Trump to Help States Arm Some Teachers, Backs Off Gun Buyer Age-Limit

The White House pledged Sunday to help individual states provide “rigorous firearms training” to some teachers and endorsed a bill to tighten the federal background check system for gun purchasers, but backed off of President Donald Trump’s earlier endorsement of raising the minimum age to purchase some guns.

In a conference call with reporters, administration officials said Trump will urge states to give law enforcement the power to temporarily seize guns from people or preventing them from purchasing the weapons if they demonstrate a threat. The president will also support expanding mental health programs.

WATCH: Student walkout

​Trump earlier expressed support for raising the minimum age for buying assault weapons from 18 to 21, but the plan announced Sunday does not include that. 

There has been an increased national focus on gun control policy following last month’s mass shooting at a Florida high school that left 17 people dead. Authorities have charged a 19-year-old with the killings, saying he used a semi-automatic rifle.

Many students from Marjory Stoneman Douglas High School in Parkland, Fla., have been vocal in calling for state and national leaders to take actions to ensure another such shootings do not happen again. Students across the country are planning a walkout Wednesday, the one-month anniversary of the Parkland shooting, as well as a march in Washington on March 24.

Trump wants to help states train specially qualified school personnel who volunteer to carry firearms and to encourage military veterans and retired police officers will be encouraged to seek new careers as teachers.

The idea of arming some teachers has been controversial and has drawn sharp opposition from the National Education Association, the country’s largest teachers lobby, among other groups. NEA President Lily Eskelsen Garcia has said teachers should be focused on educating students and that there need to be solutions that will “keep guns out of the hands of those who want to use them to massacre innocent children and educators.”
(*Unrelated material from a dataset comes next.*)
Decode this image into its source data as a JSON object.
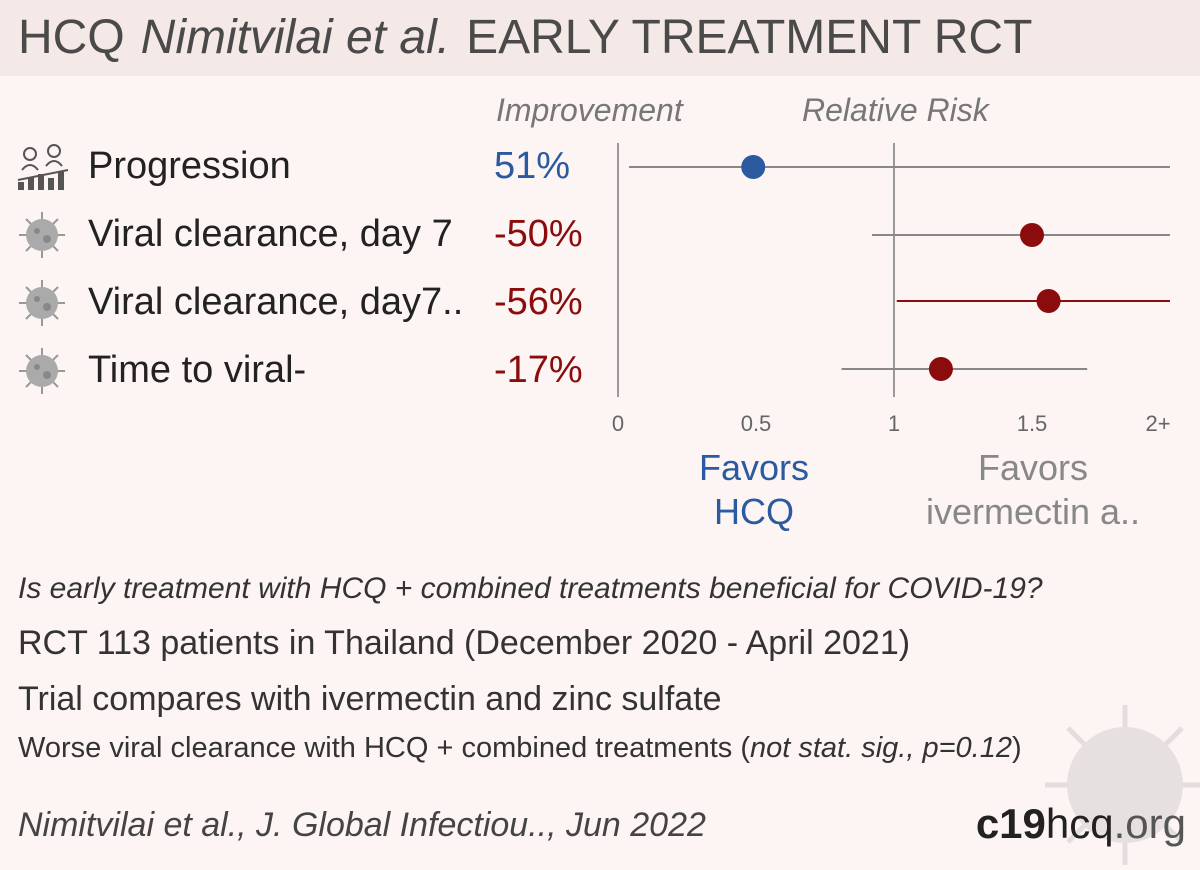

Under the White House plan, Education Secretary Betsy DeVos will chair a commission on school safety and violence that will report recommendations to Trump, probably within a year, according to administration officials. The panel will focus on a number of areas, including existing rating systems for “violent entertainment,” effects of press coverage of mass shootings, campus security best practices and the effectiveness of “psychotropic medication for treatment of troubled youth.”

DeVos characterized the administration’s efforts as “a pragmatic plan to dramatically increase school safety.”

“We are committed to working quickly because there’s no time to waste,” DeVos told reporters. “No student, no family, no teacher and no school should have to live the horror of Parkland or Sandy Hook or Columbine again.”

Senator Chuck Schumer criticized the White House plan in a tweet Sunday night, saying the administration “has taken tiny baby steps designed not to upset” the National Rifle Association gun-lobbying group while a gun violence epidemic “demands giants steps be taken.” He pledged Democrats will push for stricter steps, including universal background checks for gun buyers and a ban on assault weapons.

The Brady Campaign to Prevent Gun Violence was also critical of the Trump administration’s plan.

“Americans should be able to expect President Trump to follow-through on the critical measures he acknowledged were needed, but today’s announcement was woefully inadequate and showed a profound lack of leadership that is crucial at this time,” said the group’s Co-President Avery Gardiner.

Gardiner said the group also wants universal background checks, bans on new assault weapons and allowing court-issued restraining orders to prevent people who represent a threat to themselves or to others from having access to guns.

Florida enacted its own law last week banning the purchase of firearms by anyone under the age of 21.

The NRA has filed a lawsuit challenging the law, calling it “an affront” to the U.S. Constitution’s Second Amendment, which many believe enshrines gun ownership.